On Thu, Sep 1, 2016 at 5:17 AM, Norman Wilson <norman@oclsc.org> wrote:
Flon's Axiom comes from a short note On Research
in Structured Programming, published in SIGPLAN
Notices in October 1975.  It's just as true today.
​+1  (a few times) - His axiom is also one of my favorites.   Flon was brilliant and funny.​
 

​Page 16 and 17.   Scanned from my copy and ocred - fair use declared ;-)

Its interesting... FORTRAN still pays my salary ;-) 
It's not banks & insurance company programmers.  It's the physicist, chemists et al running on my supercomputer that still use it.

But as Flon says, I see just as many bad Java, javascript, Python programs. 


==========  Sigplan Notices October 1975 -- pages 16 and part of 17.

On Research in Structured Programming

Lawrence Flon

Department of Computer Science

Carnegie-Mellon University

Pittsburgh, PA 15213

 

The August issue of SIGPLAN Notices contained a rather interesting collection of material.  Not suprisingly, I was struck with some humor at first upon noticing the rather glaring connection between Karp's letter on the one hand and examples of each of his objections on the other.

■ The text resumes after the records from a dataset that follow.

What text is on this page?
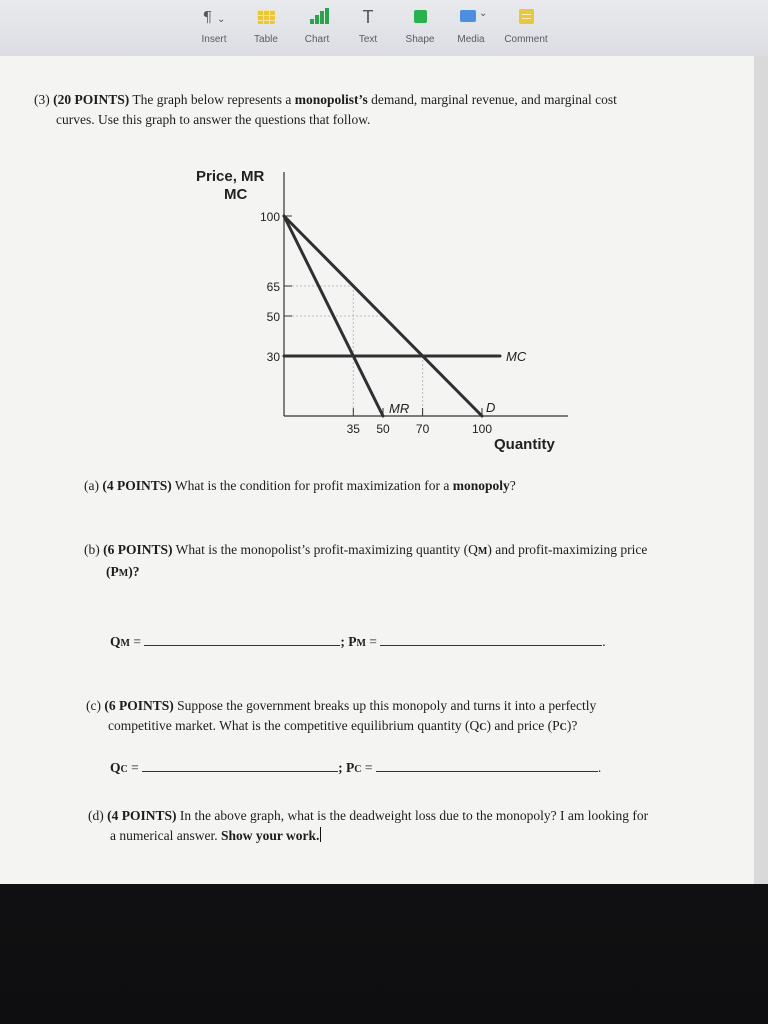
¶ ⌄
Insert	Table	Chart
T
Text	Shape
⌄
Media	Comment
(3) (20 POINTS) The graph below represents a monopolist’s demand, marginal revenue, and marginal cost
curves. Use this graph to answer the questions that follow.
100
65
50
30
35 50 70	100
MC
MR	D
Price, MR
MC
Quantity
(a) (4 POINTS) What is the condition for profit maximization for a monopoly?
(b) (6 POINTS) What is the monopolist’s profit-maximizing quantity (QM) and profit-maximizing price
(PM)?
QM =	; PM =	.
(c) (6 POINTS) Suppose the government breaks up this monopoly and turns it into a perfectly
competitive market. What is the competitive equilibrium quantity (QC) and price (PC)?
QC =	; PC =	.
(d) (4 POINTS) In the above graph, what is the deadweight loss due to the monopoly? I am looking for
a numerical answer. Show your work.
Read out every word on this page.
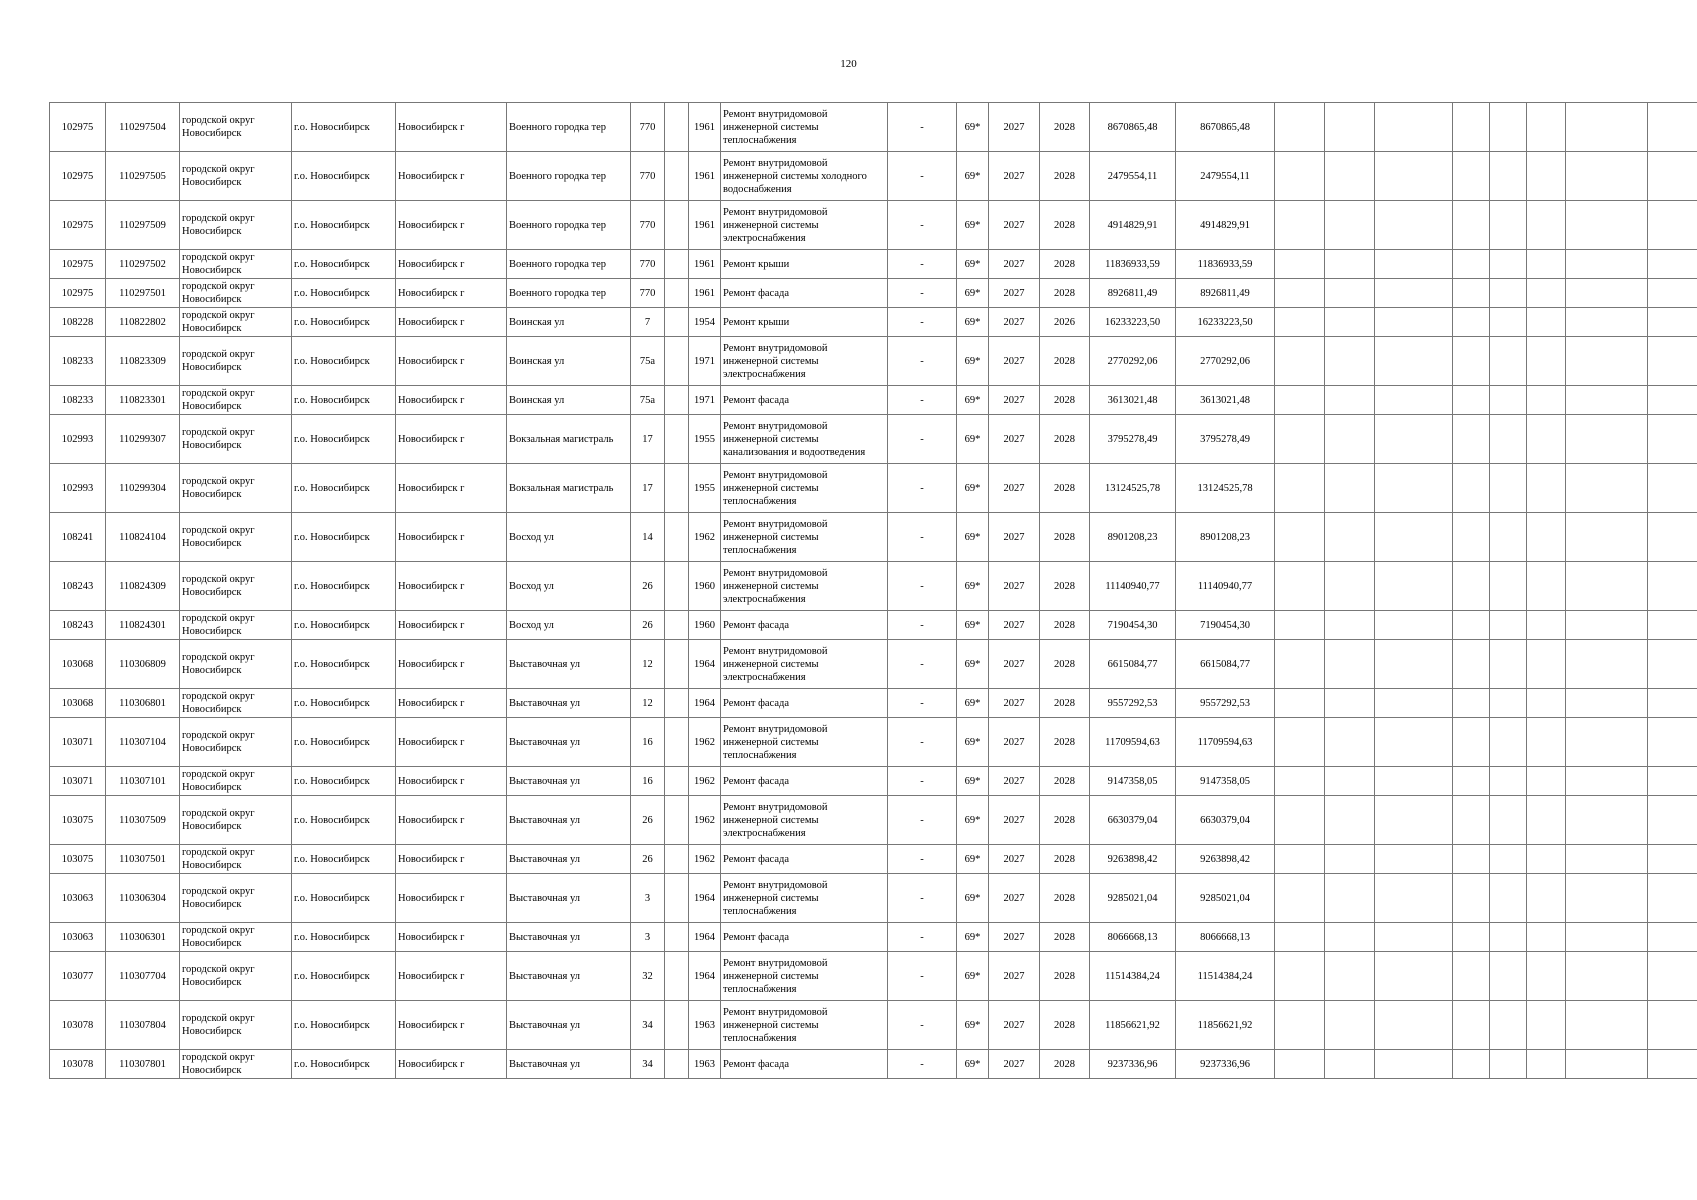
120
102975	110297504	городской округ Новосибирск	г.о. Новосибирск	Новосибирск г	Военного городка тер	770		1961	Ремонт внутридомовой инженерной системы теплоснабжения	-	69*	2027	2028	8670865,48	8670865,48								
102975	110297505	городской округ Новосибирск	г.о. Новосибирск	Новосибирск г	Военного городка тер	770		1961	Ремонт внутридомовой инженерной системы холодного водоснабжения	-	69*	2027	2028	2479554,11	2479554,11								
102975	110297509	городской округ Новосибирск	г.о. Новосибирск	Новосибирск г	Военного городка тер	770		1961	Ремонт внутридомовой инженерной системы электроснабжения	-	69*	2027	2028	4914829,91	4914829,91								
102975	110297502	городской округ Новосибирск	г.о. Новосибирск	Новосибирск г	Военного городка тер	770		1961	Ремонт крыши	-	69*	2027	2028	11836933,59	11836933,59								
102975	110297501	городской округ Новосибирск	г.о. Новосибирск	Новосибирск г	Военного городка тер	770		1961	Ремонт фасада	-	69*	2027	2028	8926811,49	8926811,49								
108228	110822802	городской округ Новосибирск	г.о. Новосибирск	Новосибирск г	Воинская ул	7		1954	Ремонт крыши	-	69*	2027	2026	16233223,50	16233223,50								
108233	110823309	городской округ Новосибирск	г.о. Новосибирск	Новосибирск г	Воинская ул	75а		1971	Ремонт внутридомовой инженерной системы электроснабжения	-	69*	2027	2028	2770292,06	2770292,06								
108233	110823301	городской округ Новосибирск	г.о. Новосибирск	Новосибирск г	Воинская ул	75а		1971	Ремонт фасада	-	69*	2027	2028	3613021,48	3613021,48								
102993	110299307	городской округ Новосибирск	г.о. Новосибирск	Новосибирск г	Вокзальная магистраль	17		1955	Ремонт внутридомовой инженерной системы канализования и водоотведения	-	69*	2027	2028	3795278,49	3795278,49								
102993	110299304	городской округ Новосибирск	г.о. Новосибирск	Новосибирск г	Вокзальная магистраль	17		1955	Ремонт внутридомовой инженерной системы теплоснабжения	-	69*	2027	2028	13124525,78	13124525,78								
108241	110824104	городской округ Новосибирск	г.о. Новосибирск	Новосибирск г	Восход ул	14		1962	Ремонт внутридомовой инженерной системы теплоснабжения	-	69*	2027	2028	8901208,23	8901208,23								
108243	110824309	городской округ Новосибирск	г.о. Новосибирск	Новосибирск г	Восход ул	26		1960	Ремонт внутридомовой инженерной системы электроснабжения	-	69*	2027	2028	11140940,77	11140940,77								
108243	110824301	городской округ Новосибирск	г.о. Новосибирск	Новосибирск г	Восход ул	26		1960	Ремонт фасада	-	69*	2027	2028	7190454,30	7190454,30								
103068	110306809	городской округ Новосибирск	г.о. Новосибирск	Новосибирск г	Выставочная ул	12		1964	Ремонт внутридомовой инженерной системы электроснабжения	-	69*	2027	2028	6615084,77	6615084,77								
103068	110306801	городской округ Новосибирск	г.о. Новосибирск	Новосибирск г	Выставочная ул	12		1964	Ремонт фасада	-	69*	2027	2028	9557292,53	9557292,53								
103071	110307104	городской округ Новосибирск	г.о. Новосибирск	Новосибирск г	Выставочная ул	16		1962	Ремонт внутридомовой инженерной системы теплоснабжения	-	69*	2027	2028	11709594,63	11709594,63								
103071	110307101	городской округ Новосибирск	г.о. Новосибирск	Новосибирск г	Выставочная ул	16		1962	Ремонт фасада	-	69*	2027	2028	9147358,05	9147358,05								
103075	110307509	городской округ Новосибирск	г.о. Новосибирск	Новосибирск г	Выставочная ул	26		1962	Ремонт внутридомовой инженерной системы электроснабжения	-	69*	2027	2028	6630379,04	6630379,04								
103075	110307501	городской округ Новосибирск	г.о. Новосибирск	Новосибирск г	Выставочная ул	26		1962	Ремонт фасада	-	69*	2027	2028	9263898,42	9263898,42								
103063	110306304	городской округ Новосибирск	г.о. Новосибирск	Новосибирск г	Выставочная ул	3		1964	Ремонт внутридомовой инженерной системы теплоснабжения	-	69*	2027	2028	9285021,04	9285021,04								
103063	110306301	городской округ Новосибирск	г.о. Новосибирск	Новосибирск г	Выставочная ул	3		1964	Ремонт фасада	-	69*	2027	2028	8066668,13	8066668,13								
103077	110307704	городской округ Новосибирск	г.о. Новосибирск	Новосибирск г	Выставочная ул	32		1964	Ремонт внутридомовой инженерной системы теплоснабжения	-	69*	2027	2028	11514384,24	11514384,24								
103078	110307804	городской округ Новосибирск	г.о. Новосибирск	Новосибирск г	Выставочная ул	34		1963	Ремонт внутридомовой инженерной системы теплоснабжения	-	69*	2027	2028	11856621,92	11856621,92								
103078	110307801	городской округ Новосибирск	г.о. Новосибирск	Новосибирск г	Выставочная ул	34		1963	Ремонт фасада	-	69*	2027	2028	9237336,96	9237336,96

The issue presented, in addition, a lampoon of what has become a somewhat limited, syntax for titles of structured programming articles, followed by yet another member of that very class.  My mirth, unfortunately, did not last long when I began to wonder about whether the whole thing was at all funny.  There has been a forum going on for quite some time in an effort to define structured programming. A number of articles have been written in the style of Dijkstra's original goto letter in an attempt to banish particular language constructs. Counter-articles have been written defending these constructs. I would like to present a statement which has needed presenting for a while.  I like to regard it as an axiom because I firmly believe both in the statement itself and the hopelessness of trying to prove it.

 

Axiom

There does not now, nor will there ever, exist a programming language in which it is the least bit hard to write bad programs.

 

Not only is it possible to misuse goto's, global variables, and conditionals, but the possibilities for misuse of block structure, procedures, macros, pointers, and everything else are endless. Too many textually nested blocks can make an ALGOL program hopelessly unreadable, as can procedures or macros with too many parameters. A set of procedures whose functions are badly partitioned are not only difficult to understand but hard to modify. Syntax macros which do not themselves parse to non-terminal or terminal symbols (e.g. those with unbalanced parentheses or begin-end pairs) are prone to causing hard-to-find syntax errors. Unrestricted pointers (as in PL/I) cause a proclivity of disastrous bugs. These are the seeds for at least four more "considered harmful" papers which I will not write and hope no one else does.

 

I would like to see the S.P. forum re-directed towards a less hopeless task than finding the perfect programming language or formally defining S.P. itself. If we take the definition to be simply the construction of efficient, readable, understandable, modifiable, and verifiable programs, we can then begin to discuss ways to globally reach these goals by educating the people who do the programming.  Since it follows from the axiom that no amount of construct-clipping will make the typical graduate of a "data processing" school even a potentially good programmer, we must find something that will: What can be said to be the proper use of goto's, conditionals, and global variables (and block structure, pointers, etc.)? What are the general guidelines to follow with respect to procedures? How does one go about modularizing a task, anyway?

 

Answering these questions and so many more is what structured programming research should be about. What good is debating the if-then-else construct when half the world is programming in (and will continue to program in) FORTRAN? Let us see articles on the-way-to-do-it-right in any language; articles which programming managers can show their programmers which will improve the quality of software where it is most needed - not in universities and research centers, but in banks and insurance companies.